Sat 10 May, 2003 10:30 pm
'You're welcome' doesn't deserve to die
'The traditional reply to 'Thank you' is on the endangered phrase list, Jim Kershner figures. The Spokesman-Review
I held the elevator door open and allowed a stranger to enter first.
"Thank you," she said.
"Mmm-hmm," I replied.
Then I walked over to a colleague and handed him a print-out I had promised him.
"Thank you," he said.
"Mmm-hmm," was my gracious reply.
Then I went home and retrieved the pickles from the refrigerator for my wife.
"Thank you, dear," she said.
"Mmm-hmm," I said, absent-mindedly.
Then I arrived at the Opera House and I held the door open for five people who happened to arrive right behind me. They each thanked me as they swept through.
I replied thusly: "Mmm-hmm. Mmm-hmm. Mmm-hmm. Mmm-hmm. Mmm-hmm."
At this moment two thoughts popped into my head. First, I was beginning to sound like a defective clothes dryer.
Second, "I'm sorry," "I love you," or even, "I'm lost," are NOT the hardest words in the English language for a person to utter.
They are, "You're welcome."
I've noticed an astonishing drop in the use of "You're welcome" in our society over the years. For some reason, Americans cannot punch out those two simple words, even in circumstances which require it.
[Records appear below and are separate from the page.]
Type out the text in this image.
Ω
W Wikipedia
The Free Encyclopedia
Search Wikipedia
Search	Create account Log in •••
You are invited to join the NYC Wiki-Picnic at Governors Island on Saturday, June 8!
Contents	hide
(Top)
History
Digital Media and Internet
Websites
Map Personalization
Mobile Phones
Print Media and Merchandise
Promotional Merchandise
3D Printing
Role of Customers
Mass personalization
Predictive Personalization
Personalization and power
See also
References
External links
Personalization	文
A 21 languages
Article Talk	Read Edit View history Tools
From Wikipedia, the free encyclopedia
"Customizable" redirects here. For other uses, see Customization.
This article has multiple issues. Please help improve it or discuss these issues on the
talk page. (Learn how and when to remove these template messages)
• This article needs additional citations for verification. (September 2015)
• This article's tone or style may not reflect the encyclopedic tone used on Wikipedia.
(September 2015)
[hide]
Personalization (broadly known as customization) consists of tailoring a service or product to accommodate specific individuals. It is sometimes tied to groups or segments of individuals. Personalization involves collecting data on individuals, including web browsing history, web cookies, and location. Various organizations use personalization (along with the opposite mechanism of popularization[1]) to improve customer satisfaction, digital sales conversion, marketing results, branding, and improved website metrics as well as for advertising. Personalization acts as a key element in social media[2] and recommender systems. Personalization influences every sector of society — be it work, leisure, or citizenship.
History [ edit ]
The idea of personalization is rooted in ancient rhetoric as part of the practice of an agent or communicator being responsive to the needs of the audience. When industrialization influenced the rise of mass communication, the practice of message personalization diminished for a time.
Be honest, now. If you were ever to leap fully clothed off a dock, grab a drowning toddler in a headlock, deliver the sputtering child into the weeping arms of her grateful parents, how would you reply when they blurted out, "Thank you! Thank you! Thank you!"?
"No problem," you would say, after extracting a small perch from your shorts.
"No problem," is the new "You're welcome," even more than "mmm-hmm."
When you thank a waitress for a refill, she says, "No problem." When you thank a friend for giving you Mariners' tickets, he says, "No problem." When you thank your 3-year-old for using the potty like a big boy, the little tyke says, "No problem."
Not everyone says, "No problem." People who want to be particularly formal go with "No problemo."
Here are some other "You're welcome" substitutes in common currency:
"No big deal."
"'s' all right."
"Forget about it."
I am not concerned strictly with courtesy here, although I think Miss Manners would agree that "no problem," not to mention "mmm-hmm," is hardly accepted etiquette. I am concerned with the difference in actual meaning between "you're welcome" and "no problem."
"You're welcome" implies that I have freely given a gift of my time, my attention, or my door-holding arm, and that I am happy to give it. You are under no obligation to me for this favor, because, darn it, you deserve it.
"No problem," however, implies that I have done you a favor only because it caused ME no convenience. If it had been a problem, I might not have opened the door for you at all. Open your own stupid door.
Still, "no problem" is an improvement over "mmm-hmm," which implies that I have not evolved past the grunting stage. I can barely muster up the breath to acknowledge your existence, much less your gratitude.
So I think we should all work on honing our "You're welcome" skills this week.
I hope this will make the world at least a slightly more gracious place. If it does, please don't bother to say, "Thank you."
I would probably only reply, "Dude," and embarrass us both.
Yeah! I've been known to say "thank you" to a cashier to kind of point out that she didn't. And still, she comes back with "No problem." I'd tear my hair except that, um
Are you saying you have a full head of hair???
No, that's not what I'm saying, Husker, but thanks for the kind interpretation.
I do my best to teach my kids, " You're Welcome" My 5 usually says, " Its ok Mamma, You're welcome" I say thank you to my 3 and he says "
thank you" back LOL
And NO, Roger isn't bald. Nor is he loosing hair. His body is just creatively building a Solar Pannel, for brain power. :wink:
In Spanish the rejoinder would be "de nada"; literally, "it's nothing" but probably more effectively translated as "think nothing of it".
You are welcome.
Good manners are the lubricant of social friction.
Very common to hear "You're welcome " in Boston, and I've yet to hear it in NYCity.